By: Editorial Staff
THE LOS ANGELES Times has put together an 11-person steering committee to study the paper’s print reproduction quality.
“We think our print quality is very good but we also believe it’s always possible to do better,” said Times media relations manager Laura Morgan.
The committee, chaired by Keating Rhoads, vice president of operations, brings together members of every department involved with producing the printed product, including advertising, prepress, systems, editorial and the pressroom.
The steering committee, which has outlined a plan for the study, will ask each department to pick seven to 10 employees to explore procedural and practical solutions to problems affecting their area, according to Morgan.

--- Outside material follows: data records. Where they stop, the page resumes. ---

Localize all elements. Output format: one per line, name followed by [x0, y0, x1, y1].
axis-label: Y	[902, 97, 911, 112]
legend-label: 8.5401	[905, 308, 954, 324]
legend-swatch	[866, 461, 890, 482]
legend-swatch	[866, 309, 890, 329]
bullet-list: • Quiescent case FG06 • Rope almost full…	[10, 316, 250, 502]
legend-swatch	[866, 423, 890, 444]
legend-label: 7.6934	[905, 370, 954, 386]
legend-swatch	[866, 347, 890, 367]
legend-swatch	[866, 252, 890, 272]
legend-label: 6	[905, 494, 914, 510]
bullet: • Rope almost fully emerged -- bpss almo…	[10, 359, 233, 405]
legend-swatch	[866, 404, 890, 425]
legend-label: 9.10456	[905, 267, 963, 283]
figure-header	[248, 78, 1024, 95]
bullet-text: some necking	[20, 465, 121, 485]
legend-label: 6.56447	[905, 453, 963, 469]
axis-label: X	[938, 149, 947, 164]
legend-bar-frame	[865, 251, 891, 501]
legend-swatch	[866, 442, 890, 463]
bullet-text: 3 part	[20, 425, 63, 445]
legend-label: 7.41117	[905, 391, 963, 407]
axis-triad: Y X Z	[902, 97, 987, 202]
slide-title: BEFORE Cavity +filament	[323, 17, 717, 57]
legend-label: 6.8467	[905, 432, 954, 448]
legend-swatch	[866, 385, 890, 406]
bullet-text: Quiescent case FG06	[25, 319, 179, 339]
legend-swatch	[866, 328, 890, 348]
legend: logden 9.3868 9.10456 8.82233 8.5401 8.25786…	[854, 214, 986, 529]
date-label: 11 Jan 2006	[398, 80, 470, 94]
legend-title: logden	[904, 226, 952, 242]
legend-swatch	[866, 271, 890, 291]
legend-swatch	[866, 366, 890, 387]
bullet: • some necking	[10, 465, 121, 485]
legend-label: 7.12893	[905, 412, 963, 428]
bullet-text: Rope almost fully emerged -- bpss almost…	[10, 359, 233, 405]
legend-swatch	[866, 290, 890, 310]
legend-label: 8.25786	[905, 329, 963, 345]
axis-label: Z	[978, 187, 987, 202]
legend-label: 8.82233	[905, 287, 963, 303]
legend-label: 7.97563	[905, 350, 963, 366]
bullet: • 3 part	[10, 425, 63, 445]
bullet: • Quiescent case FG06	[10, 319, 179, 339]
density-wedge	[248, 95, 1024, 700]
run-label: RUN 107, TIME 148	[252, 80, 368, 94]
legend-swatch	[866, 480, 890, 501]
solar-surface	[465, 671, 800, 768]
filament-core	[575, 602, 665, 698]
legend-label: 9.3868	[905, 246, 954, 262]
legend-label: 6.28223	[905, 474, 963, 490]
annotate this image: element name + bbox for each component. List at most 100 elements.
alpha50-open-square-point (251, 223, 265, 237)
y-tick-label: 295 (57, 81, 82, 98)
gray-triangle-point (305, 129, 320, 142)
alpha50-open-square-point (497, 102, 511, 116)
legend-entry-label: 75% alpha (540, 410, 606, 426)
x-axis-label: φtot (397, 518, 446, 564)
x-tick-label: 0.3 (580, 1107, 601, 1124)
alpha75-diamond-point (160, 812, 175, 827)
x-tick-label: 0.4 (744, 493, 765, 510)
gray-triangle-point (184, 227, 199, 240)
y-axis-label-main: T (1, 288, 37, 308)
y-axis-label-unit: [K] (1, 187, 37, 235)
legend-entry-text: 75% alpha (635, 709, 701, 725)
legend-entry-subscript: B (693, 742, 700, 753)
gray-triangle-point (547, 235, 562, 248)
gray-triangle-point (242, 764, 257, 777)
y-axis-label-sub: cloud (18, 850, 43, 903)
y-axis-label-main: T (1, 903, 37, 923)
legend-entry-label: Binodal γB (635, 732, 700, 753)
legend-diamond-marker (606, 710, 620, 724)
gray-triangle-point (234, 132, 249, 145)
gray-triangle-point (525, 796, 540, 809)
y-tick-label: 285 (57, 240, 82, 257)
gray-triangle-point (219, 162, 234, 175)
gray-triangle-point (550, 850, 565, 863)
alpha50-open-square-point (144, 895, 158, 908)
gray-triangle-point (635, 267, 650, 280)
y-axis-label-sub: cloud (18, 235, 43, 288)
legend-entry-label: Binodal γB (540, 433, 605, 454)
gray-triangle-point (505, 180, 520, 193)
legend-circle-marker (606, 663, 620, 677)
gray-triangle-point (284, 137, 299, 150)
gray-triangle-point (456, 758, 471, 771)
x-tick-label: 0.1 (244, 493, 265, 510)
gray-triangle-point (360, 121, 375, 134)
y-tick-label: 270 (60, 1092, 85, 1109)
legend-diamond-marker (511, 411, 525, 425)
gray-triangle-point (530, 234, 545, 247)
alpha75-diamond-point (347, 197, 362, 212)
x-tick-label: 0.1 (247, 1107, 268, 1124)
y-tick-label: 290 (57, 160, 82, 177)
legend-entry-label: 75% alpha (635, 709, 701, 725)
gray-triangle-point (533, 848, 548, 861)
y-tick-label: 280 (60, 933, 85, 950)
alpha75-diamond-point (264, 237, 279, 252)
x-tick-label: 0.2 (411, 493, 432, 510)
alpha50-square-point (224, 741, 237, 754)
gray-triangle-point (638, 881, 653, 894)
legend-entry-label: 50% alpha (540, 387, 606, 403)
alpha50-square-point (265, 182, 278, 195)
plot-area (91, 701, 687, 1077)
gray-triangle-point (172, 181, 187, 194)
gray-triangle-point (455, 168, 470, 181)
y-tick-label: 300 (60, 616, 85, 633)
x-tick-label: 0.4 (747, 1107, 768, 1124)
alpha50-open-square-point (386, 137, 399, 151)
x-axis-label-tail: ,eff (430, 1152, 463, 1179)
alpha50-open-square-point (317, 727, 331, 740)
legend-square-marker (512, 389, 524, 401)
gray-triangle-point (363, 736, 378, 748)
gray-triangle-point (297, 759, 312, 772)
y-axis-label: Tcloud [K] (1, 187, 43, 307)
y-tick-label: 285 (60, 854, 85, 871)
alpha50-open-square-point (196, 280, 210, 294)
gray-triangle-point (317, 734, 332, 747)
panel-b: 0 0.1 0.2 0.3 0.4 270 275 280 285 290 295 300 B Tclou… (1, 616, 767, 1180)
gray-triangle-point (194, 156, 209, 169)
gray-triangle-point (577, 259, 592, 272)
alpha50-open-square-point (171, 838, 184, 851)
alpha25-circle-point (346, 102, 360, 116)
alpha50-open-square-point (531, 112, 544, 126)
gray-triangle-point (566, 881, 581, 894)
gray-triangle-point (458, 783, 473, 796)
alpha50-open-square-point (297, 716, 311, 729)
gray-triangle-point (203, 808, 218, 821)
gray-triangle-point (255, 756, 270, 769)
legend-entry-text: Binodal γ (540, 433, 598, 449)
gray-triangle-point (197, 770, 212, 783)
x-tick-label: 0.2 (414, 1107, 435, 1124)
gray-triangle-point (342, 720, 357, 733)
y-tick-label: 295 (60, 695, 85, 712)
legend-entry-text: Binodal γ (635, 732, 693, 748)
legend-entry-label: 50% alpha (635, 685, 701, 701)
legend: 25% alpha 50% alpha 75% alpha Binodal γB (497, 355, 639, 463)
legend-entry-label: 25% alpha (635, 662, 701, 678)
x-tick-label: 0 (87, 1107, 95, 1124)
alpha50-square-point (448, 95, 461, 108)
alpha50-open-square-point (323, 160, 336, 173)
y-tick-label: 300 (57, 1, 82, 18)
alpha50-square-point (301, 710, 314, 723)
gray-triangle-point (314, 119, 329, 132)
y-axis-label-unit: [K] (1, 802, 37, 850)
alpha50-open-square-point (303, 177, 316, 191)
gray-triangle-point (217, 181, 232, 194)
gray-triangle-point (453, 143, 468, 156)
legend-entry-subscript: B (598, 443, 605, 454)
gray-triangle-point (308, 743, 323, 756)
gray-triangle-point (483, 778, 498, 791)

Phase 1 of the project focuses on registration, ink density, newsprint and ink quality, and customer comments and complaints. Phase 2 will concentrate on customer expectations and the third phase will examine page design parameters.
Selected recommendations will be implemented throughout the next year-and-a half, it was reported.
Morgan said the committee also will study how best to maximize the benefits of the Times’ new $411 million production expansion project, the largest capital expenditure in the paper’s history.
The Times’ new Olympic plant has six Goss Colorliner presses, each capable of printing a 96-page newspaper with 24 pages of full color and four pages of spot color at speeds up to 70,000 newspapers an hour.
More than 50,000 gallons of ink can be stored in the facility. Piped directly to the presses are six 6,200-gallon tanks for black ink and eight 1,320-gallon tanks for color ink. The plant uses about 1,000 gallons of ink a day.
Over 80% of the Times is published on recycled newsprint.